Moderne Anlagen verfügen meist über eine digitale Steuerung lassen sich einfach über Steckkarten oder Gateways in ein Netzwerk einbinden. Diese Anlagen lassen sich auch leichter mit zusätzlicher Sensorik erweitern und in Fertigungskonzepte einbinden. Wichtig dabei ist nur, das industrielle Kommunikationsprotokoll einzuhalten.
Eine teilautomatisierte NC-gesteuerte Anlage, die nach zehn bis 15 Jahren Laufzeit an eine Datenverarbeitung angebunden werden soll, zog schon vor Jahren oftmals den Wechsel der Steuerung hin zu einer moderneren CN-Steuerung, meist gefolgt von einem Wechsel auch anderer Komponenten, wie Motorsteuerungen und Motoren oder Sensoren mit sich.
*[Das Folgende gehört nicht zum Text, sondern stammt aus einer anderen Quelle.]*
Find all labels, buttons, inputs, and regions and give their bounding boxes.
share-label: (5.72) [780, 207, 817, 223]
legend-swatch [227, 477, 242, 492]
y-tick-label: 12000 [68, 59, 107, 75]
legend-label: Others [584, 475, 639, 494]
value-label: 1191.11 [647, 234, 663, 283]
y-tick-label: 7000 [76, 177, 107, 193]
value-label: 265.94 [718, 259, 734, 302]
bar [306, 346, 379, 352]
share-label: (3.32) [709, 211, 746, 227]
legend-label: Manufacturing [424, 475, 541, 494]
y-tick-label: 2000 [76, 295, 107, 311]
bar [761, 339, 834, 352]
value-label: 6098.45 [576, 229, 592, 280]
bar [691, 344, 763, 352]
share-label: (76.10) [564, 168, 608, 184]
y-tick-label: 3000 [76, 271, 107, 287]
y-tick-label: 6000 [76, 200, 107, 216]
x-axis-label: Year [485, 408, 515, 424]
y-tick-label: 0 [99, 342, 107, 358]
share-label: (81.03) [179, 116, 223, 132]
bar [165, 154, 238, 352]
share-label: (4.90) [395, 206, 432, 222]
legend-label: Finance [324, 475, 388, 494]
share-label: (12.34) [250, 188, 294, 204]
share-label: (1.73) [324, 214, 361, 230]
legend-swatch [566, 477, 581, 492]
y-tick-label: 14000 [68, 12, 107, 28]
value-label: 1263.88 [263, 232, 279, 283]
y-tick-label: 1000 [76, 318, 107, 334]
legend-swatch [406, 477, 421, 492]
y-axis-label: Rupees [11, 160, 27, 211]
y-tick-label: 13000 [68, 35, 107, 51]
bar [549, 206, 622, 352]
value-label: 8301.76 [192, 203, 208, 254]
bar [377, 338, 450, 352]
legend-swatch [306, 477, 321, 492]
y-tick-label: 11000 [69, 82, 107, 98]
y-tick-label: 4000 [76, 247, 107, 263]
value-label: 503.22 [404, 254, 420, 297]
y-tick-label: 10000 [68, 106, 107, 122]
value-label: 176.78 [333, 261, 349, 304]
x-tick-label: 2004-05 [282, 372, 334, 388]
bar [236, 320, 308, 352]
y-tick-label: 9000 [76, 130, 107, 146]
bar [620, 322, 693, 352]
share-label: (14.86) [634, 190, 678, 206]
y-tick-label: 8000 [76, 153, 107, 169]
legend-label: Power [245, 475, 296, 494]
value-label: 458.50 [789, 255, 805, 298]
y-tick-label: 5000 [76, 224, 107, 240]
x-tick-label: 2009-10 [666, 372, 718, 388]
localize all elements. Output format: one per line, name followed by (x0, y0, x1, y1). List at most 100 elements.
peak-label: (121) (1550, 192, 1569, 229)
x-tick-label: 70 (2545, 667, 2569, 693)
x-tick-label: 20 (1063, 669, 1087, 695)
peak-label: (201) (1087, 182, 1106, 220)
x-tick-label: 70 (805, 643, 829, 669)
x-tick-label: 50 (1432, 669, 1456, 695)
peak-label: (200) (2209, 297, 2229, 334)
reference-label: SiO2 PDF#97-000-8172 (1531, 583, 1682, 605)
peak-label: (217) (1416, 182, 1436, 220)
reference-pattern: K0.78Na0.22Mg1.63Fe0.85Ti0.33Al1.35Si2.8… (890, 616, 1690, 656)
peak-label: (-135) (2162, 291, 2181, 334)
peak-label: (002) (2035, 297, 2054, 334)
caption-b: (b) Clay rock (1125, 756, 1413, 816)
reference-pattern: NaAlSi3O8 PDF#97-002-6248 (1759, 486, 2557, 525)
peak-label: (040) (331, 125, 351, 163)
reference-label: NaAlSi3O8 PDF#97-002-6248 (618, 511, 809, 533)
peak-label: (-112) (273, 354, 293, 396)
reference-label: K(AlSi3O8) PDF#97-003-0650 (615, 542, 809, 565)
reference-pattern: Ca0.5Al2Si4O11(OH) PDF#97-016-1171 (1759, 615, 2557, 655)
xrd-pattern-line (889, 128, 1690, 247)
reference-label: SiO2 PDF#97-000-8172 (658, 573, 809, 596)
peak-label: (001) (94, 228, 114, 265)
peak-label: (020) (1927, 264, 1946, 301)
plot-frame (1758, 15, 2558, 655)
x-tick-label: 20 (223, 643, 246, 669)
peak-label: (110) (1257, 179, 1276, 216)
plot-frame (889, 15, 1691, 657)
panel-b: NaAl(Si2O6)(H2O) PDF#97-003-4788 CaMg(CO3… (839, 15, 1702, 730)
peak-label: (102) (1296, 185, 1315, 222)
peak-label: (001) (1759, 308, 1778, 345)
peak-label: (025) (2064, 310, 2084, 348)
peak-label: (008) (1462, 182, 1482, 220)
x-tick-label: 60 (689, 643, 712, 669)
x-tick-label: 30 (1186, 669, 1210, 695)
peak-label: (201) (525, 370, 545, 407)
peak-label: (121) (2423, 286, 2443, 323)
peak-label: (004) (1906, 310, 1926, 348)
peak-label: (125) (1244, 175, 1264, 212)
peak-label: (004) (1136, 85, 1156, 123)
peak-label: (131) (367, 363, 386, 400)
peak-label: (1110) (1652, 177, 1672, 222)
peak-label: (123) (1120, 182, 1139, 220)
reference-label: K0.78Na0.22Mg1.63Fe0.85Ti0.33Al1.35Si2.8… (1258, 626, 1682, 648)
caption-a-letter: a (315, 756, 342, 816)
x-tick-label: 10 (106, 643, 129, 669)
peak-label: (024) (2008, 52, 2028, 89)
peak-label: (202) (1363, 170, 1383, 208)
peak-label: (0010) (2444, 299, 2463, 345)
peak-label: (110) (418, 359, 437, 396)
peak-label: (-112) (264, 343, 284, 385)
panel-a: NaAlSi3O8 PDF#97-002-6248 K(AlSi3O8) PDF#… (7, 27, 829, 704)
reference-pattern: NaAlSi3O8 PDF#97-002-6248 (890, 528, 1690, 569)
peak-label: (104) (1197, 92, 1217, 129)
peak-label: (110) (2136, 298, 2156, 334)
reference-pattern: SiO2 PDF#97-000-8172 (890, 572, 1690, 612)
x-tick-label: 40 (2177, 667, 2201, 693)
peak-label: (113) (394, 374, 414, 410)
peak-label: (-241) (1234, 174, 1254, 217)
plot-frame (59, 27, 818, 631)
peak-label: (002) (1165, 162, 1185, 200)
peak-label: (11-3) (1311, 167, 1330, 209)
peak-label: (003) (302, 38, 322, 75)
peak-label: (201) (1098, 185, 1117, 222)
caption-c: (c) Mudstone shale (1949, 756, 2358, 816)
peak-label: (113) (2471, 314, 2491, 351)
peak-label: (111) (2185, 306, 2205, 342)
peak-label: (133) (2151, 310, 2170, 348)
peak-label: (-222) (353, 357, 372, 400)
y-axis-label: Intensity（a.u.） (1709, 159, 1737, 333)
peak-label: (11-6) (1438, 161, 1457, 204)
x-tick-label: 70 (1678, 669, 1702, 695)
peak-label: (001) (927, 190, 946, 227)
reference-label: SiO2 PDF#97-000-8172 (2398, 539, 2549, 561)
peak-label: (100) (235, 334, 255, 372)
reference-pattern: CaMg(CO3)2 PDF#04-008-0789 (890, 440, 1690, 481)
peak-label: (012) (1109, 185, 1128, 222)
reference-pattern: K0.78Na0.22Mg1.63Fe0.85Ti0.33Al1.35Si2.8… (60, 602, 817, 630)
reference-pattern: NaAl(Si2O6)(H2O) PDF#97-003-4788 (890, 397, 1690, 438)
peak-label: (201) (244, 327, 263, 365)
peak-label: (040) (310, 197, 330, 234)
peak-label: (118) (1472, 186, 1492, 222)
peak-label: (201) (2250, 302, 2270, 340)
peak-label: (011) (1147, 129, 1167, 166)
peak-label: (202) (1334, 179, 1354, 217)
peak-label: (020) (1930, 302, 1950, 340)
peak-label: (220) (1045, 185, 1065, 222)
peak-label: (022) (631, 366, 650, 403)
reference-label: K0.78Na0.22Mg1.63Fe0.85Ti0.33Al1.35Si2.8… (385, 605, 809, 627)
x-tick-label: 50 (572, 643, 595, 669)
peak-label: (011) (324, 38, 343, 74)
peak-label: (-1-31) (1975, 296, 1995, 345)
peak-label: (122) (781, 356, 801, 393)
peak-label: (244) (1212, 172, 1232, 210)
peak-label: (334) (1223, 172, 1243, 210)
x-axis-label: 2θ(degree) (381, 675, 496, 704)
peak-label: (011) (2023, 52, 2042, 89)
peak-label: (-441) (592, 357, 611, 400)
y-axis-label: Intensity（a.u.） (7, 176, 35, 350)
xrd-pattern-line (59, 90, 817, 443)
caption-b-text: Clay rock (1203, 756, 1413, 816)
Es sollte genau geprüft werden, ob Aufwand, Kosten und Nutzen in Relation stehen.
Aber könnten numerisch gesteuerte Maschinen überhaupt ins Netzwerk eingebunden werden? Denn es gibt noch Fertigung, in denen solche Maschinen noch produzieren.
Eine NC-gesteuerte Anlage in ein Netzwerk einzubinden ist fast ausgeschlossen oder mit einem hohen finanziellen, technischen und organisatorischen Aufwand verbunden. Früher wurden Produktionsdaten meist noch per Floppy-Disc an die Maschine übertragen, daher verfügen die wenigsten Anlagen über eine Netzwerkschnittstelle. Ein weiteres Problem ist, dass die Daten der Maschine erst in ein passendes Datenformat übersetzt werden müssen. Auch früher war diese Datendivergenz schon ein Problem und führte übrigens zur Entwicklung der sogenannten Feld- und Industriebusse wie Ethercat und Profinet. Eine solche Anlagen-Revision war und ist oft kostspielig, daher sollte vorher genau geprüft werden, ob der Aufwand und die Kosten auch mit einer Produktivitätssteigerung amortisierbar ist oder ob man das Geld nicht doch besser nutzt, um eine neue Maschine zu kaufen.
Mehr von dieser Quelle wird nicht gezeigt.